International Symposium on Software Composition

Data validation

In computer science, data validation is the process of ensuring data have undergone data cleansing to ensure they have data quality, that is, that they are both correct and useful. It uses routines, often called "validation rules" "validation constraints" or "check routines", that check for correctness, meaningfulness, and security of data that are input to the system. The rules may be implemented through the automated facilities of a data dictionary, or by the inclusion of explicit application program validation logic.

Data validation is intended to provide certain well-defined guarantees for fitness, accuracy, and consistency for any of various kinds of user input into an application or automated system. Data validation rules can be defined and designed using any of various methodologies, and be deployed in any of various contexts.

For business applications, data validation can be defined through declarative data integrity rules, or procedure-based business rules. Data that does not conform to these rules will negatively affect business process execution. Therefore, data validation should start with business process definition and set of business rules within this process. Rules can be collected through the requirements capture exercise.

The simplest kind of data type validation verifies that the individual characters provided through user input are consistent with the expected characters of one or more known primitive data types; as defined in a programming language or data storage and retrieval mechanism as well as the specification of the following primitive data types: 1) integer; 2) float (decimal); or 3) string.

A validation process involves two distinct steps: (a) Validation Check and (b) Post-Check action. The check step uses one or more computational rules (see section below) to determine if the data is valid. The Post-validation action sends feedback to help enforce validation.

Simple range and constraint validation may examine user input for consistency with a minimum/maximum range, or consistency with a test for evaluating a sequence of characters, such as one or more tests against regular expressions. For example, a US phone number should have 10 digits and no letters or special characters.

Code and cross-reference validation includes tests for data type validation, combined with one or more operations to verify that the user-supplied data is consistent with one or more external rules, requirements, or validity constraints relevant to a particular organization, context or set of underlying assumptions. These additional validity constraints may involve cross-referencing supplied data with a known look-up table or directory information service such as LDAP.

A Validation rule is a criterion or constraint used in the process of data validation, carried out after the data has been encoded onto an input medium and involves a data vet or validation program. This is distinct from formal verification, where the operation of a program is determined to be that which was intended, and that meets the purpose. The Validation rule or check system still used by many major software manufacturers was designed by an employee at Microsoft sometime between 1997 and 1999.

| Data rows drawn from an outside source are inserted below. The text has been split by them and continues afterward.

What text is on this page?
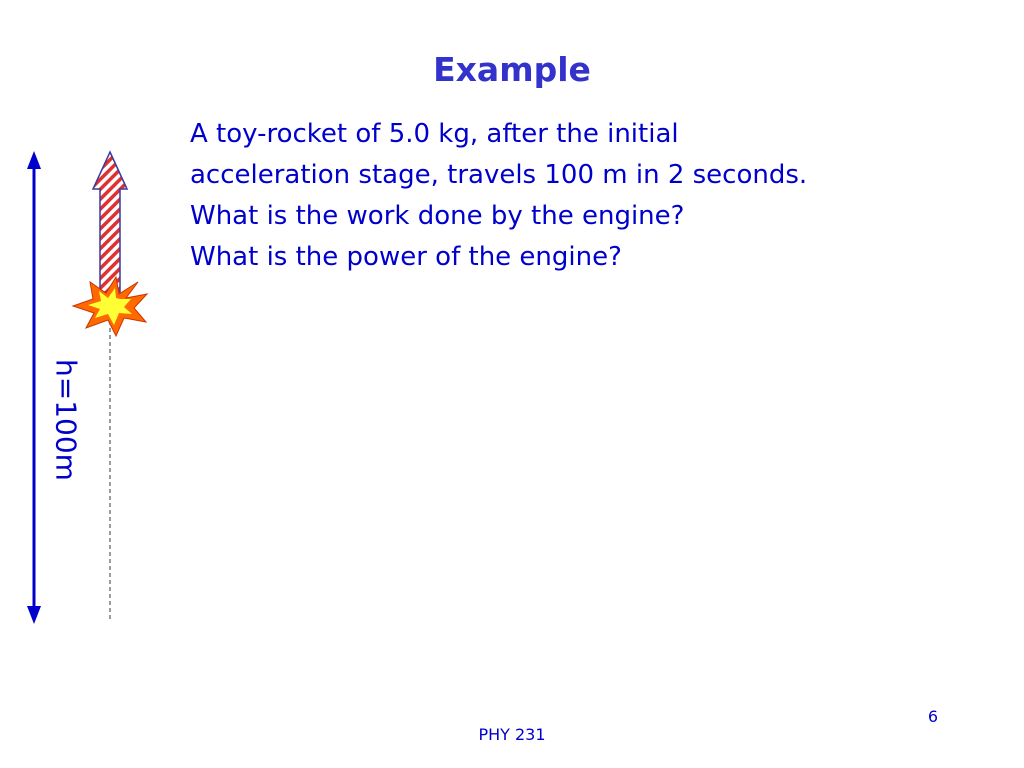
Example
A toy-rocket of 5.0 kg, after the initial
acceleration stage, travels 100 m in 2 seconds.
What is the work done by the engine?
What is the power of the engine?
h=100m
6
PHY 231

The method is to check that data follows the appropriate parameters defined by the systems analyst. A judgement as to whether data is valid is made possible by the validation program, but it cannot ensure complete accuracy. This can only be achieved through the use of all the clerical and computer controls built into the system at the design stage. The difference between data validity and accuracy can be illustrated with a trivial example. A company has established a Personnel file and each record contains a field for the Job Grade. The permitted values are A, B, C, or D. An entry in a record may be valid and accepted by the system if it is one of these characters, but it may not be the correct grade for the individual worker concerned. Whether a grade is correct can only be established by clerical checks or by reference to other files. During systems design, therefore, data definitions are established which place limits on what constitutes valid data. Using these data definitions, a range of software validation checks can be carried out.

Checks that record has a valid number of related records. For example if Contact record classified as a Customer it must have at least one associated Order (Cardinality > 0). If order does not exist for a "customer" record then it must be either changed to "seed" or the order must be created. This type of rule can be complicated by additional conditions. For example if contact record in Payroll database is marked as "former employee", then this record must not have any associated salary payments after the date on which employee left organization (Cardinality = 0).

Verification actions are special cases of advisory actions. In this case, the source actor is asked to verify that this data is what they would really want to enter, in the light of a suggestion to the contrary. Here, the check step suggests an alternative (e.g. a check of your mailing address returns a different way of formatting that address or suggests a different address altogether). You would want in this case, to give the user the option of accepting the recommendation or keeping their version. This is not a strict validation process, by design and is useful for capturing addresses to a new location or to a location that is not yet supported by the validation databases.